I tried to answer, but all I managed was a quick nod.

I guess that was enough. The guy slapped the envelope down on the trunk of my car, got in his SUV, and left.

I scanned the parking garage to make sure no one had seen what had gone down, then picked up the envelope and opened it.

Inside was a slip of paper with an address on it.

Okay, that was weird.

Why the heck would Mike give me a street address, of all things, and have it delivered by that scary guy who insisted it wasn’t from Mike?

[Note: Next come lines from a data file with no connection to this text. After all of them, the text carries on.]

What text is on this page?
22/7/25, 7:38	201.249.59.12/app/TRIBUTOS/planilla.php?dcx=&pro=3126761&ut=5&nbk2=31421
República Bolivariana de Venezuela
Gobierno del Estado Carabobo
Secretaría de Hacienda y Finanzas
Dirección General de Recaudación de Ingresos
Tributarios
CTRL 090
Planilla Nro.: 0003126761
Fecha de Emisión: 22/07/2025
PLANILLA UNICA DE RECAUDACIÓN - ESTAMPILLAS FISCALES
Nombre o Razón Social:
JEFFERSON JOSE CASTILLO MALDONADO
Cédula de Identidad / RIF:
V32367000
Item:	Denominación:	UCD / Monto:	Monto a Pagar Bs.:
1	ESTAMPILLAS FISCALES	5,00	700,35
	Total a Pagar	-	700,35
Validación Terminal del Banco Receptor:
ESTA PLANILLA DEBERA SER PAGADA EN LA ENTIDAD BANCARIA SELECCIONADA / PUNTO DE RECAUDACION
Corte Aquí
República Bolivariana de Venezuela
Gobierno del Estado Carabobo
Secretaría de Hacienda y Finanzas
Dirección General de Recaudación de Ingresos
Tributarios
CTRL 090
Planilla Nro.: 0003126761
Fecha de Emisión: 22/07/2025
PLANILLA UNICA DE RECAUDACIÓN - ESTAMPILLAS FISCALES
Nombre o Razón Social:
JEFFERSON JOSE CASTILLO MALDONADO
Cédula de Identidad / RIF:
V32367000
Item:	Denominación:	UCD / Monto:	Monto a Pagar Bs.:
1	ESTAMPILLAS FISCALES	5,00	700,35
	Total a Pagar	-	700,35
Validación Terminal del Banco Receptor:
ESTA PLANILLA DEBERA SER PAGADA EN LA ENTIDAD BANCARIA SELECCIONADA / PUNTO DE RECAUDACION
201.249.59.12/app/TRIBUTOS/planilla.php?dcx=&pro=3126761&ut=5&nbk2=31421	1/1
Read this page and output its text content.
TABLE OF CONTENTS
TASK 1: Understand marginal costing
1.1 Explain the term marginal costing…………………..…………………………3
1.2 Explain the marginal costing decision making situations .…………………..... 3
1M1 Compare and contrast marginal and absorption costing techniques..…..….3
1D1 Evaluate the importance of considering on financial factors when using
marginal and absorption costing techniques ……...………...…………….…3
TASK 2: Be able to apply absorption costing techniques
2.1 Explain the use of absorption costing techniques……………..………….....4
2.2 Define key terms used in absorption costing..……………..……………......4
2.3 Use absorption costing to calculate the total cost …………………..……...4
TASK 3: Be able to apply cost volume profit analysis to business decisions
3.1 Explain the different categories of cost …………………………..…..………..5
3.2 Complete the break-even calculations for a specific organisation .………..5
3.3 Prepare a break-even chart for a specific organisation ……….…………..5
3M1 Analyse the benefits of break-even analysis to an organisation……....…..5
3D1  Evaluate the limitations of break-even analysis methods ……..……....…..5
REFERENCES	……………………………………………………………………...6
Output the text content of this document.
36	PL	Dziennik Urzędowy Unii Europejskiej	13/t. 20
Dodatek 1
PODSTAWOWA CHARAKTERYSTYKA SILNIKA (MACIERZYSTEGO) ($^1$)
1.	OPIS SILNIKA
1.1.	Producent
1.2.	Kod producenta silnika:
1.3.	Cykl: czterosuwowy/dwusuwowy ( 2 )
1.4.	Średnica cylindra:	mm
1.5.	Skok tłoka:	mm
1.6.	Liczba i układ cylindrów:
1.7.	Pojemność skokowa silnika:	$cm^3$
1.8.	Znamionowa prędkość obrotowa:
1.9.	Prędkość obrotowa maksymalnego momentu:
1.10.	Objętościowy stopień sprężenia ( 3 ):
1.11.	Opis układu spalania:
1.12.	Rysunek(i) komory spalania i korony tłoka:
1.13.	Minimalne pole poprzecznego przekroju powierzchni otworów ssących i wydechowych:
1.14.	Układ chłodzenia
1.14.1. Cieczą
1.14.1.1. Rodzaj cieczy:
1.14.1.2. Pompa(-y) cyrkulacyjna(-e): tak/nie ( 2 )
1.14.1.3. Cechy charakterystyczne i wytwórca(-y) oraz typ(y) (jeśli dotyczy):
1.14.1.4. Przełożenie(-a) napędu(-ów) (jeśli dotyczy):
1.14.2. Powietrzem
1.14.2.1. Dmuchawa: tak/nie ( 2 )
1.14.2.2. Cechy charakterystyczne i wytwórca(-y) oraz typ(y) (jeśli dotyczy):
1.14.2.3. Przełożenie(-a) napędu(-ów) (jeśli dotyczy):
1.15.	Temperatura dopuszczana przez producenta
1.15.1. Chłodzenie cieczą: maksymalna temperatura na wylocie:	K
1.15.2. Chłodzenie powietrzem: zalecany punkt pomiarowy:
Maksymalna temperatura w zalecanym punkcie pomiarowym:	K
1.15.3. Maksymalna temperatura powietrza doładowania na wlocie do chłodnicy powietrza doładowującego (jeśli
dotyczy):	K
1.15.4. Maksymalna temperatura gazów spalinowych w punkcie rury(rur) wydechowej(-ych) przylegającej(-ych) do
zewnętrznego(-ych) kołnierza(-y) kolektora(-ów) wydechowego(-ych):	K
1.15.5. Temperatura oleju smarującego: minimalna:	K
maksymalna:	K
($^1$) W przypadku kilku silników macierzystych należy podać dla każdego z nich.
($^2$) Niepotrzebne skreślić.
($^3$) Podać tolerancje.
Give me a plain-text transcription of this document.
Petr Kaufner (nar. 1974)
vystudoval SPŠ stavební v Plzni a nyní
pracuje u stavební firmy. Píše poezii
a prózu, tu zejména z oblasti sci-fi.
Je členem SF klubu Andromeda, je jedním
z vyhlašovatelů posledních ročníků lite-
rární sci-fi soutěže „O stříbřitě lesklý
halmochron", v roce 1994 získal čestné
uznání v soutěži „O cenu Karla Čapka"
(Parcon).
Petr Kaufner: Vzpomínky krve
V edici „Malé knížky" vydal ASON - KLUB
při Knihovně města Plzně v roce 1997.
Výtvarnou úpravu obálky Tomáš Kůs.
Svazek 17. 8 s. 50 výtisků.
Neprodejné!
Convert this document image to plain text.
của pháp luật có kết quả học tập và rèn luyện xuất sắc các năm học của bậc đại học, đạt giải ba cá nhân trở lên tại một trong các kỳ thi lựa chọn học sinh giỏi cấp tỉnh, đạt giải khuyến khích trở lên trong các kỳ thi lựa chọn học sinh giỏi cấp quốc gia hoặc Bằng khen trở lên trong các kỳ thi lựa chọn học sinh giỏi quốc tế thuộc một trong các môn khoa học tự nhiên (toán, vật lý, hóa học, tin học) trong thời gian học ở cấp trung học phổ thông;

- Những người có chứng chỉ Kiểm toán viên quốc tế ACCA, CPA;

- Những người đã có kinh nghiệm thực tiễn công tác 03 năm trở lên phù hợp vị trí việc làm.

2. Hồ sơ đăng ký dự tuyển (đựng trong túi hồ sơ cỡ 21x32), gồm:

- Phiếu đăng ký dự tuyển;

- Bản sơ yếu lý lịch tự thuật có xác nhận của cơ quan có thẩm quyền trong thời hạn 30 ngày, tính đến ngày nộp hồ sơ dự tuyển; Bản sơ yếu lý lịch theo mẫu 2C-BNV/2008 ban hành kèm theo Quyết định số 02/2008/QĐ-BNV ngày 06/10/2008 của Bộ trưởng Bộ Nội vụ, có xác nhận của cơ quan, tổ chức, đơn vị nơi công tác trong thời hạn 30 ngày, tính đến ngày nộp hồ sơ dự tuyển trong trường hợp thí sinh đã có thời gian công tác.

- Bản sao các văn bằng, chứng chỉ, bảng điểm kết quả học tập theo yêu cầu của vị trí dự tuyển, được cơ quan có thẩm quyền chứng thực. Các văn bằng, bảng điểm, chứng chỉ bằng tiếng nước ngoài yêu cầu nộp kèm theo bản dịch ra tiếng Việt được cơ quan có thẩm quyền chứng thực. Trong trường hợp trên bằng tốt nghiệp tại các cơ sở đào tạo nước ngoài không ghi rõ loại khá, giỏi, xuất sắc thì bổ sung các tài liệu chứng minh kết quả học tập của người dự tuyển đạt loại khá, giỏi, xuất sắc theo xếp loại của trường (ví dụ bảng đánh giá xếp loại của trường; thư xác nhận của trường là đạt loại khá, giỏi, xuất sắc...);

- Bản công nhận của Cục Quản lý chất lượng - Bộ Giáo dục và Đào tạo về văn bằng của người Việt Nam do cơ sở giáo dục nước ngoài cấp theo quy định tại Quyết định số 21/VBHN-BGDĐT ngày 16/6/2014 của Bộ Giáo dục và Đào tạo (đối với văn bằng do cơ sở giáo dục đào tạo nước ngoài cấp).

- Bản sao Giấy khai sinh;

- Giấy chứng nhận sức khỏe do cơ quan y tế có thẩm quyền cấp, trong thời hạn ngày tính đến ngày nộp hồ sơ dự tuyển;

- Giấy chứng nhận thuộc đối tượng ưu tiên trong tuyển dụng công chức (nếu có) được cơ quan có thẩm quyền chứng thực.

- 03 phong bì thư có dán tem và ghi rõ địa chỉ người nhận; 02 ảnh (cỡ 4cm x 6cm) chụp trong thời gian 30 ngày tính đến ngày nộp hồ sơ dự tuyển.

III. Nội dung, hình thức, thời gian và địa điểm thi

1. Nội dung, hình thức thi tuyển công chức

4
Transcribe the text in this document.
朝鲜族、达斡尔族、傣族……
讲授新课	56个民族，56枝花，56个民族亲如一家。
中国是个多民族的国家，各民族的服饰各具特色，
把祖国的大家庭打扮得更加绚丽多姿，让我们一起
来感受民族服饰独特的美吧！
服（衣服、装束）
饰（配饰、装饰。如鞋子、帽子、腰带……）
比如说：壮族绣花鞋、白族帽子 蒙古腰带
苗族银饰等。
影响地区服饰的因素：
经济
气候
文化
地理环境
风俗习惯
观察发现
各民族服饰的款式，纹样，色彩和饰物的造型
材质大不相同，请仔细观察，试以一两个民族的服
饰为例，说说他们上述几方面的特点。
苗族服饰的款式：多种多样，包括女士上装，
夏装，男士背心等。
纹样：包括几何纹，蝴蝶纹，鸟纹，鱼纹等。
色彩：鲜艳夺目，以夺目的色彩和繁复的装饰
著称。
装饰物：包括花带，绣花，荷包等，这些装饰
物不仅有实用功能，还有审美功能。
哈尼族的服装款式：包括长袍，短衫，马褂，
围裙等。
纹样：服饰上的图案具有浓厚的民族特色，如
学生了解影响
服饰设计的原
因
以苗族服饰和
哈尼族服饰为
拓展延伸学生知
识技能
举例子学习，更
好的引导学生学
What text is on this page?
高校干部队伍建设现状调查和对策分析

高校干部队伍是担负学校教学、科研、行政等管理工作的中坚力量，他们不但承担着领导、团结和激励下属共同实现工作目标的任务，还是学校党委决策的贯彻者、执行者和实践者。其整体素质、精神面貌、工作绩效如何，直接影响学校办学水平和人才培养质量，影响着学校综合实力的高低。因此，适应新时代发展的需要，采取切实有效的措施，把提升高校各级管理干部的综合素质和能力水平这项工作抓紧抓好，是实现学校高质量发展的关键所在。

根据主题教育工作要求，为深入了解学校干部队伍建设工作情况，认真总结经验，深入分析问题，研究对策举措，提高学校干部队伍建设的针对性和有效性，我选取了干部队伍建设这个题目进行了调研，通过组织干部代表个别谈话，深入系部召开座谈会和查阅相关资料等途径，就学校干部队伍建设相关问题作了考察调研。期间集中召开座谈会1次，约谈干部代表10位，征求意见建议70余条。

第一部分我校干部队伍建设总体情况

I looked at the address again and tried to figure out why a place in Bellflower would—oh my God.

Bellflower.

The address was in Bellflower, the city I suspected Detective Shuman had been searching for Adolfo Renaldi, the guy the LAPD was sure had murdered Amanda. Mike had known Adolfo and his brother, too. He’d mentioned them—no, he’d specifically asked about them—when I’d last seen him.

I shoved the slip of paper into the envelope, dropped it in my handbag, and headed for the elevator.

This address had to be the location where Adolfo Renaldi was hiding. Somehow Mike had found him.

Mike had seemed sympathetic toward Detective Shuman when we’d talked about Amanda’s murder in the fabric store. He seemed to understand what Shuman was going through—which made me realize how little I actually knew about Mike. Maybe he’d also lost someone he loved to violence.

I’d gotten the feeling that, in a way, Mike admired Shuman for hunting down Amanda’s killer, especially since he wasn’t supposed to. In my heart I knew that Mike would have handled it the same way.

Of course, Mike hadn’t hesitated to tell me exactly what he thought of the Renaldi brothers and their whole family. It was possible Mike had an ulterior motive for giving me the address. Obviously, there was no love lost between them. I didn’t know the extent of their involvement with each other—which suited me fine. I figured I was better off not knowing.

I took the elevator up to the third floor, ignored Mindy’s greeting—no way was I ready to party at the moment—and went to my office. I sat at my desk, thinking.

Mike had found Adolfo Renaldi’s location.

And now he’d passed it on to me.

For a few minutes I considered calling Detective Madison and telling him where he could find Renaldi. I envisioned the entire LAPD mobilizing, S.W.A.T. rolling out, helicopters launching, dozens of officers converging on the Bellflower address.

But I wasn’t sure Madison would believe me. He’d probably want me to come to headquarters so he could question me. He might think I was somehow involved with Amanda’s murder. At the very least, he’d expect me to give up Mike Ivan as the source of the info—which I would never do, of course.

If we got past all of that and the LAPD took Renaldi alive, would a smart defense attorney get him released on bail, as Detective Shuman had suggested? How many years would pass before he even went to trial? Plus, there was no guarantee that Renaldi would be convicted. Witnesses could disappear. Evidence might go missing. It had happened before.